Here is simple C++ code that compare iterating 2D array row major with column major.
#include <iostream>
#include <ctime>
using namespace std;
const int d = 10000;
int** A = new int* [d];
int main(int argc, const char * argv[]) {
for(int i = 0; i < d; ++i)
A[i] = new int [d];
clock_t ColMajor = clock();
for(int b = 0; b < d; ++b)
for(int a = 0; a < d; ++a)
A[a][b]++;
double col = static_cast<double>(clock() - ColMajor) / CLOCKS_PER_SEC;
clock_t RowMajor = clock();
for(int a = 0; a < d; ++a)
for(int b = 0; b < d; ++b)
A[a][b]++;
double row = static_cast<double>(clock() - RowMajor) / CLOCKS_PER_SEC;
cout << "Row Major : " << row;
cout << "\nColumn Major : " << col;
return 0;
}
Result for different values of d:
d = 10^3 :
Row Major : 0.002431
Column Major : 0.017186
d = 10^4 :
Row Major : 0.237995
Column Major : 2.04471
d = 10^5
Row Major : 53.9561
Column Major : 444.339
Now the question is why row major is faster than column major?
It only shows that in C language, 2-D arrays are stored in row major order and thus iterating its elements in a row major order is more efficient. In languages like Pascal and Fortran, iterating by column major order will be more efficient because 2-D arrays are stored in column major order there.
The difference between the orders lies in which elements of an array are contiguous in memory.
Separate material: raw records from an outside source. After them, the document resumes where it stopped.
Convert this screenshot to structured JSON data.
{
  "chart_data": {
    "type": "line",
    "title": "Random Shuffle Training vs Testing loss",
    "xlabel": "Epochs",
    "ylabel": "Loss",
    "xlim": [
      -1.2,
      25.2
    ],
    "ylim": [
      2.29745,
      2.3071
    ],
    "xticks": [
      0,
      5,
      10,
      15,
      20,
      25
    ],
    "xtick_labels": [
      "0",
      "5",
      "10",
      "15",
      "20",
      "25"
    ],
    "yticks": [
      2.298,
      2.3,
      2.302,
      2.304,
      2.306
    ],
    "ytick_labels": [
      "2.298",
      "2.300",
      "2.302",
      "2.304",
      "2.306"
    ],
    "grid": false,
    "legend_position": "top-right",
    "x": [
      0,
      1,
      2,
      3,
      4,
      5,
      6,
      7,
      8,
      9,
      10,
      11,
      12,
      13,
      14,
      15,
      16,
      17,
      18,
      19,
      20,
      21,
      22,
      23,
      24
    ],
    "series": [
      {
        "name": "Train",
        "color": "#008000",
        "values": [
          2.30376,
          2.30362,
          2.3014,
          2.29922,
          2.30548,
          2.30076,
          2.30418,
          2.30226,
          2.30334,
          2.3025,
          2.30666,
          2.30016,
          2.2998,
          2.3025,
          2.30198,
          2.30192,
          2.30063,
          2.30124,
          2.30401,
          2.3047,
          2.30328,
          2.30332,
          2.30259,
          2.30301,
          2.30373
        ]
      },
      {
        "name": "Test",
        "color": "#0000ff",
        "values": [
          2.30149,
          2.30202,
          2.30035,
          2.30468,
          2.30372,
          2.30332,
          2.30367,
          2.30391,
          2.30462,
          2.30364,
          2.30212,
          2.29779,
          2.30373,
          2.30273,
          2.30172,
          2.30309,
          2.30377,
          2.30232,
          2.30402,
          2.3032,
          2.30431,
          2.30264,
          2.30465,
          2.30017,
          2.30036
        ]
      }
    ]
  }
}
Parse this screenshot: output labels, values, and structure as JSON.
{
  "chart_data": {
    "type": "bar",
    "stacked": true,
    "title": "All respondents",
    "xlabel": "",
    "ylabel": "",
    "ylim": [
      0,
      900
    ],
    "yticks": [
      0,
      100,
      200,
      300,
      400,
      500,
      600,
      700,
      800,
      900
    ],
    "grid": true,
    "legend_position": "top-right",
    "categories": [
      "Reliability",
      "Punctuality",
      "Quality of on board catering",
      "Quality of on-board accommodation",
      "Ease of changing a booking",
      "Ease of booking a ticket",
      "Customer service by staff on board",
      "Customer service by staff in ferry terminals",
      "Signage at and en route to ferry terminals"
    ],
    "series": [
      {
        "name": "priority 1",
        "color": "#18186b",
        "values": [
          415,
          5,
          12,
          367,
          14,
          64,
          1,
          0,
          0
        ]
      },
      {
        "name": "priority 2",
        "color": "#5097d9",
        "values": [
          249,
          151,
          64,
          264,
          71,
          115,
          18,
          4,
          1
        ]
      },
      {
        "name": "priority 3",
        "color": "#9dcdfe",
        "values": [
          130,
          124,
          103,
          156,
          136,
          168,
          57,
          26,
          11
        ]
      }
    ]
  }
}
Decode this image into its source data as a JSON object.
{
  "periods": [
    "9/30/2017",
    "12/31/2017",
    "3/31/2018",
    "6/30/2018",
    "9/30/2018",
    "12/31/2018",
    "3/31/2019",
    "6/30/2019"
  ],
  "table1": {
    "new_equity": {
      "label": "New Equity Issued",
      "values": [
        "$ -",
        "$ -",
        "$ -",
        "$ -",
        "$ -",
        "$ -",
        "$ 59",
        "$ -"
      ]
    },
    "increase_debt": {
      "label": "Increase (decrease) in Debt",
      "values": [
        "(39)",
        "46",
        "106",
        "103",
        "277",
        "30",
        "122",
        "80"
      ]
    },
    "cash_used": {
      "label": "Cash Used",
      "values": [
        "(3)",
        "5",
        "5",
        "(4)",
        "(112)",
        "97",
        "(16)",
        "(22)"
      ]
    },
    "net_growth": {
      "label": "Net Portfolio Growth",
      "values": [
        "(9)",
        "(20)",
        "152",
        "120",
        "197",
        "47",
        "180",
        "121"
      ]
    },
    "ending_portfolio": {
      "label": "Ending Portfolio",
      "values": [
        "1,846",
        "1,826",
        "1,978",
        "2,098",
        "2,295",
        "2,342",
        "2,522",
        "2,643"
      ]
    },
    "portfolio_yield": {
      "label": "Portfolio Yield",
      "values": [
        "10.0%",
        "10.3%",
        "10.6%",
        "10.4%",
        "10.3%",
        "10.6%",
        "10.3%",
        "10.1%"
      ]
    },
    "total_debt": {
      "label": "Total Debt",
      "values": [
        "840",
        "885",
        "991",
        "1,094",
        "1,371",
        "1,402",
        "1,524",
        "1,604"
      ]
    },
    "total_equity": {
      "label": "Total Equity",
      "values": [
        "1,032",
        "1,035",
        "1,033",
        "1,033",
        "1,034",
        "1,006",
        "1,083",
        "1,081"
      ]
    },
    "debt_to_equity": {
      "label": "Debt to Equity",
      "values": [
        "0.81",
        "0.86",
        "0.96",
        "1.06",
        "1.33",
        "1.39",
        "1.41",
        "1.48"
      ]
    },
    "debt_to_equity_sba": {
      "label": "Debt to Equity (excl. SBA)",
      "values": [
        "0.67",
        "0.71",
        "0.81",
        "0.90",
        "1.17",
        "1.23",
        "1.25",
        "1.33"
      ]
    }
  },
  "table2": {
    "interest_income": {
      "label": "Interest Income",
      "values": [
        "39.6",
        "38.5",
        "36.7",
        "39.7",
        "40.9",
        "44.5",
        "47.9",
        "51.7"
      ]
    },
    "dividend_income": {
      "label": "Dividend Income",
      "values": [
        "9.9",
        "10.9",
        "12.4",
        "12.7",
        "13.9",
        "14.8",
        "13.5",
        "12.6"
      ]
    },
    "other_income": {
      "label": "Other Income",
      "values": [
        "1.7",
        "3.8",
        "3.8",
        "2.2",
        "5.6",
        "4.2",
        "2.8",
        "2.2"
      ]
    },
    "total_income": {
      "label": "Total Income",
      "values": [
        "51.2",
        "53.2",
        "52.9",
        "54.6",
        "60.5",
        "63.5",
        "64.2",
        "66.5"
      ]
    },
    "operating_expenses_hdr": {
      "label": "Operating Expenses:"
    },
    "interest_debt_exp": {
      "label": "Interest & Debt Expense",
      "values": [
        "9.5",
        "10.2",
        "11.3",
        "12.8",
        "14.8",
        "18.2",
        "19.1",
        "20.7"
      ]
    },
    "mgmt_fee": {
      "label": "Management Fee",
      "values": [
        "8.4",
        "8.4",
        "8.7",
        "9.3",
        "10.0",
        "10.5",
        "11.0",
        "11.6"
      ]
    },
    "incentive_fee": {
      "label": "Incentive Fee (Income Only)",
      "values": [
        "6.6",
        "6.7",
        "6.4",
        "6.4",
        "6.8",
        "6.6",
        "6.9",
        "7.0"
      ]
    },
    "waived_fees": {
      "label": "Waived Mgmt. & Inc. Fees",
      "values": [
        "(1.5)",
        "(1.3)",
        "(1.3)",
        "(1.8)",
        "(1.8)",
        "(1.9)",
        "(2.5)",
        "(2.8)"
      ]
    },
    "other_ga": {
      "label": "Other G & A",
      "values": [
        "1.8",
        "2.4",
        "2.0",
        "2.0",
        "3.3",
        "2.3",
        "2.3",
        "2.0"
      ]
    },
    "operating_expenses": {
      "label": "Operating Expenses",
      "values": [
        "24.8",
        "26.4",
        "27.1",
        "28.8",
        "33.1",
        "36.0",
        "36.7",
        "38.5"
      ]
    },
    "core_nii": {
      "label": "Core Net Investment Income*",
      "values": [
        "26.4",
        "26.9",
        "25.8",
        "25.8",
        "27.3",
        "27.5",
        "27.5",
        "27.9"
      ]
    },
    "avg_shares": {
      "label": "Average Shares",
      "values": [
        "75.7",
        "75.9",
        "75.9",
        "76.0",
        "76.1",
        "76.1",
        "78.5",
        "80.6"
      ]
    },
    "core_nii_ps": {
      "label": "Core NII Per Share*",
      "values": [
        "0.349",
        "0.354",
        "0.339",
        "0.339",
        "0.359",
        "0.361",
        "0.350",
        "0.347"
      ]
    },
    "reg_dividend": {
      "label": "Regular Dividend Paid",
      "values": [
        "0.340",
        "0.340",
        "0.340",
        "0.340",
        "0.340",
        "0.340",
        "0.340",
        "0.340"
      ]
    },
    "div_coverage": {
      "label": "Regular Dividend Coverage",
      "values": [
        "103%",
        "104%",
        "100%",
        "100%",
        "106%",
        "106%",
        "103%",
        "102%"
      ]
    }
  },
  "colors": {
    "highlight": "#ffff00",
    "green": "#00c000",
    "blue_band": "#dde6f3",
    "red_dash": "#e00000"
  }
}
In row-major order, the consecutive elements of a row reside next to each other, whereas the same holds true for consecutive elements of a column in column-major order.
Accessing a column-major array in the column-row order will be efficient because the array is stored sequentially in this manner (and the CPU pre-fetches data required next).
On the exam assume that any 2 dimensional (2D) array is in row-major order. The outer array can be thought of as the rows and the inner arrays the columns.
It obviously depends on the machine you're on but very generally speaking:
Your computer stores parts of your program's memory in a cache that has a much smaller latency than main memory (even when compensating for cache hit time).
C arrays are stored in a contiguous by row major order. This means if you ask for element x
, then element x+1
is stored in main memory at a location directly following where x
is stored.
It's typical for your computer cache to "pre-emptively" fill cache with memory addresses that haven't been used yet, but that are locally close to memory that your program has used already. Think of your computer as saying: "well, you wanted memory at address X so I am going to assume that you will shortly want memory at X+1, therefore I will pre-emptively grab that for you and place it in your cache".
When you enumerate your array via row major order, you're enumerating it in such a way where it's stored in a contiguous manner in memory, and your machine has already taken the liberty of pre-loading those addresses into cache for you because it guessed that you wanted it. Therefore you achieve a higher rate of cache hits. When you're enumerating an array in another non-contiguous manner then your machine likely won't predict the memory access pattern you're applying, so it wont be able to pre-emptively pull memory addresses into cache for you, and you won't incur as many cache hits, so main memory will have to be accessed more frequently which is slower than your cache.